Charities and academics have called for cash transfers to be given directly to individuals or households “as this is by far the most effective tool in order to aid families to weather the storm”.

They also want provisions put in place to ensure that children in migrant families, including those with no recourse to public funds (where they are unable to claim most benefits) can access these emergency funds.

The charity Feeding Britain has also drawn up contingency plans which include working with a core group of schools in different areas to prepare hot meals for parents whose children are on free school meals to take home.

Education secretary Gavin Williamson said in parliament on Wednesday that the new measures will only apply to pupils on free school meals, not pupils who receive universal infant free school meals (those in reception, year 1 and year 2).

Andy Jolley, school governor and education blogger, said: “Schools will play a key role in supporting families living in food poverty. They will need to focus their efforts on those in greatest need, irrespective of free school meals status. Extra funding is essential, as is reassurance that schools will not be penalised for using it to help hungry families.”

In terms of the cost, Clayton said he is prioritising funding for their free school meal plans, but would look to use reserves if needed.

Lock said that, if he is allowed, he would dip into reserves to help with supermarket vouchers costs. “Many schools don’t have substantial reserves to allocate, and they will have really difficult choices to make,” he said. “Of course, this compromises exciting plans we have for our schools, but keeping the poorest children safe and healthy at this time is more important.”

As Schools Week went to press, the government said it will issue further guidance “shortly” on how it will compensate schools that incur additional costs when providing meals or vouchers.

Meanwhile, food banks – which often see an increase in the number of parcels provided to children during school holiday periods – have said they will do all they can to support people.

Louise Kinlen, head of pre-prep at S. Anselm’s School in Derbyshire, is helping collect donations from parents to create food hampers for schools in the area. “Schools have got so many decisions to make,” she said. “If I can sort these boxes out and take them to the schools, then it’s one thing that might just help.”

But the Trussell Trust, which supports over 1,200 food banks, said the government should provide an emergency uplift in child benefit to support poorer families.

The government’s guidance stated that schools’ first step should be to contact their in-house catering team or provider to see if they can prepare “meals or food parcels that could be delivered to, or collected by families”.

Those unable to do so should consider using “other local initiatives”, such as local schools acting as a community hub, or a local charity.

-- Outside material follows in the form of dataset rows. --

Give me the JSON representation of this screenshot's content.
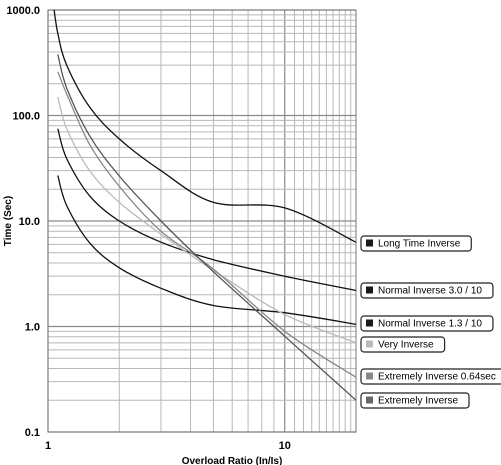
{
  "chart_data": {
    "type": "line",
    "title": "",
    "xlabel": "Overload Ratio  (In/Is)",
    "ylabel": "Time (Sec)",
    "x_scale": "log",
    "y_scale": "log",
    "xlim": [
      1,
      20
    ],
    "ylim": [
      0.1,
      1000
    ],
    "grid": true,
    "legend_position": "right",
    "x_tick_labels": [
      {
        "value": 1,
        "label": "1"
      },
      {
        "value": 10,
        "label": "10"
      }
    ],
    "y_tick_labels": [
      {
        "value": 1000,
        "label": "1000.0"
      },
      {
        "value": 100,
        "label": "100.0"
      },
      {
        "value": 10,
        "label": "10.0"
      },
      {
        "value": 1,
        "label": "1.0"
      },
      {
        "value": 0.1,
        "label": "0.1"
      }
    ],
    "series": [
      {
        "name": "Long Time Inverse",
        "color": "#111111",
        "legend_color": "#1a1a1a",
        "points": [
          [
            1.05,
            1200
          ],
          [
            1.1,
            600
          ],
          [
            1.2,
            300
          ],
          [
            1.5,
            120
          ],
          [
            2,
            60
          ],
          [
            3,
            30
          ],
          [
            5,
            15
          ],
          [
            10,
            13.3
          ],
          [
            20,
            6.3
          ]
        ]
      },
      {
        "name": "Normal Inverse 3.0 / 10",
        "color": "#111111",
        "legend_color": "#1a1a1a",
        "points": [
          [
            1.1,
            75
          ],
          [
            1.2,
            39
          ],
          [
            1.5,
            17.3
          ],
          [
            2,
            10
          ],
          [
            3,
            6.3
          ],
          [
            5,
            4.3
          ],
          [
            10,
            3
          ],
          [
            20,
            2.2
          ]
        ]
      },
      {
        "name": "Normal Inverse 1.3 / 10",
        "color": "#111111",
        "legend_color": "#1a1a1a",
        "points": [
          [
            1.1,
            27
          ],
          [
            1.2,
            14
          ],
          [
            1.5,
            6.2
          ],
          [
            2,
            3.6
          ],
          [
            3,
            2.3
          ],
          [
            5,
            1.58
          ],
          [
            10,
            1.35
          ],
          [
            20,
            1.05
          ]
        ]
      },
      {
        "name": "Very Inverse",
        "color": "#bbbbbb",
        "legend_color": "#bbbbbb",
        "points": [
          [
            1.1,
            150
          ],
          [
            1.2,
            75
          ],
          [
            1.5,
            30
          ],
          [
            2,
            15
          ],
          [
            3,
            7.5
          ],
          [
            5,
            3.4
          ],
          [
            10,
            1.3
          ],
          [
            20,
            0.7
          ]
        ]
      },
      {
        "name": "Extremely Inverse 0.64sec",
        "color": "#888888",
        "legend_color": "#888888",
        "points": [
          [
            1.1,
            260
          ],
          [
            1.2,
            160
          ],
          [
            1.5,
            53
          ],
          [
            2,
            21.3
          ],
          [
            3,
            8
          ],
          [
            5,
            3.5
          ],
          [
            10,
            0.9
          ],
          [
            20,
            0.33
          ]
        ]
      },
      {
        "name": "Extremely Inverse",
        "color": "#555555",
        "legend_color": "#666666",
        "points": [
          [
            1.1,
            380
          ],
          [
            1.2,
            182
          ],
          [
            1.5,
            64
          ],
          [
            2,
            26.7
          ],
          [
            3,
            10
          ],
          [
            5,
            3.3
          ],
          [
            10,
            0.81
          ],
          [
            20,
            0.2
          ]
        ]
      }
    ]
  }
}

If not, schools should provide vouchers.

Ben Gadsby, policy and research manager at youth charity Impetus, questioned whether schools could keep kitchens open by using trained staff not currently needed in restaurants and cafes.

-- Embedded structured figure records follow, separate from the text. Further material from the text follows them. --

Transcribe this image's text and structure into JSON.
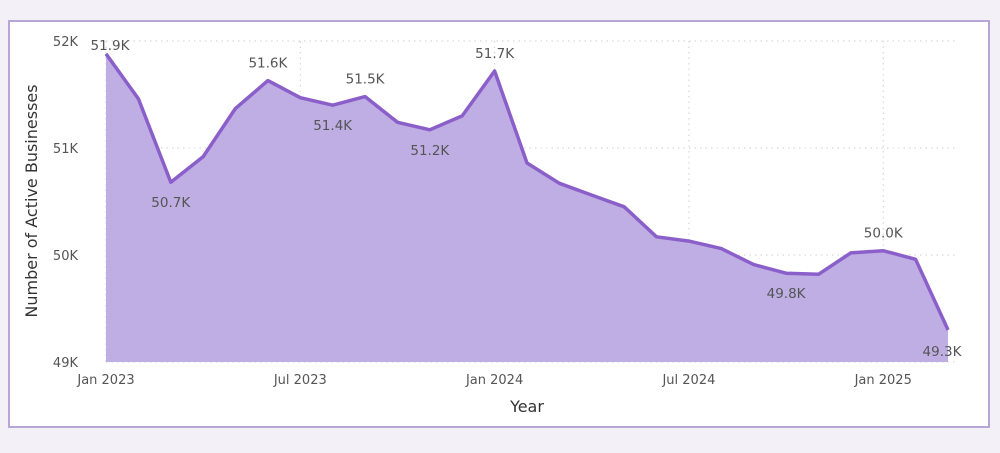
{
  "chart_data": {
    "type": "area",
    "xlabel": "Year",
    "ylabel": "Number of Active Businesses",
    "ylim": [
      49000,
      52000
    ],
    "y_ticks": [
      {
        "value": 49000,
        "label": "49K"
      },
      {
        "value": 50000,
        "label": "50K"
      },
      {
        "value": 51000,
        "label": "51K"
      },
      {
        "value": 52000,
        "label": "52K"
      }
    ],
    "x_ticks": [
      {
        "index": 0,
        "label": "Jan 2023"
      },
      {
        "index": 6,
        "label": "Jul 2023"
      },
      {
        "index": 12,
        "label": "Jan 2024"
      },
      {
        "index": 18,
        "label": "Jul 2024"
      },
      {
        "index": 24,
        "label": "Jan 2025"
      }
    ],
    "x": [
      "2023-01",
      "2023-02",
      "2023-03",
      "2023-04",
      "2023-05",
      "2023-06",
      "2023-07",
      "2023-08",
      "2023-09",
      "2023-10",
      "2023-11",
      "2023-12",
      "2024-01",
      "2024-02",
      "2024-03",
      "2024-04",
      "2024-05",
      "2024-06",
      "2024-07",
      "2024-08",
      "2024-09",
      "2024-10",
      "2024-11",
      "2024-12",
      "2025-01",
      "2025-02",
      "2025-03"
    ],
    "series": [
      {
        "values": [
          51880,
          51460,
          50680,
          50920,
          51370,
          51630,
          51470,
          51400,
          51480,
          51240,
          51170,
          51300,
          51720,
          50860,
          50670,
          50560,
          50450,
          50170,
          50130,
          50060,
          49910,
          49830,
          49820,
          50020,
          50040,
          49960,
          49300
        ],
        "color": "#8b5fc9",
        "fill": "#bfaee4"
      }
    ],
    "data_labels": [
      {
        "index": 0,
        "label": "51.9K",
        "pos": "above"
      },
      {
        "index": 2,
        "label": "50.7K",
        "pos": "below"
      },
      {
        "index": 5,
        "label": "51.6K",
        "pos": "above"
      },
      {
        "index": 7,
        "label": "51.4K",
        "pos": "below"
      },
      {
        "index": 8,
        "label": "51.5K",
        "pos": "above"
      },
      {
        "index": 10,
        "label": "51.2K",
        "pos": "below"
      },
      {
        "index": 12,
        "label": "51.7K",
        "pos": "above"
      },
      {
        "index": 21,
        "label": "49.8K",
        "pos": "below"
      },
      {
        "index": 24,
        "label": "50.0K",
        "pos": "above"
      },
      {
        "index": 26,
        "label": "49.3K",
        "pos": "below"
      }
    ],
    "grid": true
  }
}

“These unprecedented times create big problems that need an equally big response, but we also need to take advantage of systems and process that already exist.”

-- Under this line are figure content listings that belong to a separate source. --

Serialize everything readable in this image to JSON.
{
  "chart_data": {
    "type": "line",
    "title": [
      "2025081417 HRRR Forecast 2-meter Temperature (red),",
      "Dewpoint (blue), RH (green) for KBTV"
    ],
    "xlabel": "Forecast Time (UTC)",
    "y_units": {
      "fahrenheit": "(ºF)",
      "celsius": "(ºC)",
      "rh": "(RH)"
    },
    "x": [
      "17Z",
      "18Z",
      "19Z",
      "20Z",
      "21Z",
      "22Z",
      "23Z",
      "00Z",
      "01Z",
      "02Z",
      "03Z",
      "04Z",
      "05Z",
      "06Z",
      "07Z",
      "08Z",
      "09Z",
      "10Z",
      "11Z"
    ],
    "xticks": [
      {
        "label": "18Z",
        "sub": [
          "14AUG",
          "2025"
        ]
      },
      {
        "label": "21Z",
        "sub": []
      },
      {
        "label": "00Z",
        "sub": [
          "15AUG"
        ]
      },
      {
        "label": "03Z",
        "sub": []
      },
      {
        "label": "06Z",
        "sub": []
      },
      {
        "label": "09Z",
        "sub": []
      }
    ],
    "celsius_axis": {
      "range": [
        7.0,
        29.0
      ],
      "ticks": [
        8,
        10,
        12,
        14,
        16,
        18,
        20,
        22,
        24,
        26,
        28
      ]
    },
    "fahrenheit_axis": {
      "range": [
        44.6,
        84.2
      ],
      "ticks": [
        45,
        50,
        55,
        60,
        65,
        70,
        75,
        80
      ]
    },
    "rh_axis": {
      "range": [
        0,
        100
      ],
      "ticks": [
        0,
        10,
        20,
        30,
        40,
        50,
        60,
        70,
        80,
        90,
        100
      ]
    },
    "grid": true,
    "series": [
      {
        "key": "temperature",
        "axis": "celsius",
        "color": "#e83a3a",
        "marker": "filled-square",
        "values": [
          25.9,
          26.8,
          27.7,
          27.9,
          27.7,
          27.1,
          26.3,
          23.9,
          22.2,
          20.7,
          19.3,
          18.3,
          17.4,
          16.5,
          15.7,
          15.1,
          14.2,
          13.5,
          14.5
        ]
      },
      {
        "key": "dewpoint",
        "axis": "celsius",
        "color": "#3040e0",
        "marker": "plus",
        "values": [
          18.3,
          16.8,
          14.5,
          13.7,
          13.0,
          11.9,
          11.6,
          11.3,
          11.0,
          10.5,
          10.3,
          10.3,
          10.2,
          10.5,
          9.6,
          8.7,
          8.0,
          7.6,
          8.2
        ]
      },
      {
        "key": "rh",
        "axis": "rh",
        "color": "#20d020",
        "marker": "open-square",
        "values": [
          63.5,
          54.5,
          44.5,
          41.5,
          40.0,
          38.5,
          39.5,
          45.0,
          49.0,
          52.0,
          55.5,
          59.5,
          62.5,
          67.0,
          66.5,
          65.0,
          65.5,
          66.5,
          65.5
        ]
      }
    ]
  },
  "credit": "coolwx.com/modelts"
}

He also suggested helping the “gig economy” by schools utilising drivers from Deliveroo and Uber Eats to deliver meals for children who aren’t in school – with the government picking up delivery costs.

“Can we even expand all of this to sell additional low-cost lunches to families and others in the community who are in need? This is not easy, and schools will need support. But it’s do-able, and do-able is exactly what we need right now.”